14 julho, 2006

O golpe de estado da social-democracia

A democracia brasileira sentirá, nas eleições deste ano, o peso de um sutil e vigoroso golpe engendrado cautelosamente nos subterrâneos da social-democracia: a cláusula de barreira. Artifício político capiciosamente estudado e astutamente posto em prática, sob o revestimento de um elixir desburocratizante, a cláusula de exclusão, como também é chamada, promete criar, no Brasil, um oligopólio político potencialmente tão funesto quanto poderoso, e deixar o campo livre para que os grandes partidos dêem, mais do que nunca, as cartas na vida política nacional.

Ao impedir que qualquer partido que não alcance 5% dos votos válidos para a Câmara Federal, tenha representação parlamentar, participação no fundo de financiamento partidário e acesso ao rádio e à televisão, essa verdadeira guilhotina eleitoral vai fazer rolar muitas cabeças. Se as tendências das eleições de 2002 se repetirem este ano, apenas sete partidos conseguirão salvar seus pescoços: PT, PFL, PMDB, PSDB, PP, PSB e PDT.

O mais curioso é que quase todos esses partidos, embora guardem entre si algumas diferenças e muitas vezes briguem pelo poder como rivais inconciliáveis, representam hoje no país praticamente a mesma visão político-ideológica: a social-democracia. E se essa ideologia já tinha uma predominância incontestável no Congresso Nacional e no cenário político em geral, a Lei 9096/95, que instituiu a cláusula de exclusão, vai conferir-lhe poderes absolutos. Quer golpe maior na democracia? Que fique claro que este que escreve nada tem contra a social-democracia, enquanto os seus supostos defensores não atentarem contra o sufixo da ideologia que defendem.

O fato é que essa pérfida investida contra a democracia vai eliminar prováveis pedras no caminho legislativo dos grandes partidos, que acusam os pequenos de impor dificuldades para as negociações e de se valerem de barganhas fisiológicas. Como se o fisiologismo não mostrasse suas garras em todos os partidos!

O golpe da social-democracia provavelmente facilitará a convergência nas decisões do Congresso e assegurará sólidas maiorias na votação de algumas medidas. Mas isto a um custo bastante alto: a deslegitimação da vontade soberana de milhões de brasileiros que, em seus respectivos estados, têm o direito absoluto e inalienável de escolher os seus representantes, independente de estes pertencerem a um partido gigante ou a um partido de tamanho médio. Sim, porque os que mais estão no alvo da cláusula de barreira são os partidos de porte médio: não se pode, a rigor, chamar o PSOL, o PC do B, o PL, o PTB, o PPS e o PV de pequenos.
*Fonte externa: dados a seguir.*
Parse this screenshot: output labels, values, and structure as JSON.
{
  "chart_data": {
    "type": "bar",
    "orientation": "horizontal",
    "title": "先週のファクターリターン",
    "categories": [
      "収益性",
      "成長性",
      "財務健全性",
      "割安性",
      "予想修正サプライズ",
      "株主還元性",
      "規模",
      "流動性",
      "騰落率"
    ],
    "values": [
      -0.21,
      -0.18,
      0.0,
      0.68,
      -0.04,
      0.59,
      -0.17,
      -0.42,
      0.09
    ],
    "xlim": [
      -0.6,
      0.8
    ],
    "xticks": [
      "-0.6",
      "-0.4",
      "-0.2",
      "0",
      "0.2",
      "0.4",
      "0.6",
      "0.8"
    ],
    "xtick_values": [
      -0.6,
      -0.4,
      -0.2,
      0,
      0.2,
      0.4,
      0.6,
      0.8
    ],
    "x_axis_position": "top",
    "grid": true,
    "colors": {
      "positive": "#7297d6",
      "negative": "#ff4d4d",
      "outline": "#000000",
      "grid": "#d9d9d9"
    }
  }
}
Precisamente porque eles não são pequenos é que nasce o desejo de eliminá-los, de afastá-los do caminho, de anulá-los politicamente, de suprimir as suas forças e revogar sua representatividade. Infelizmente, com isso, elimina-se, suprime-se e revoga-se também uma boa parte daquele bem social tão precioso a que se costuma chamar democracia.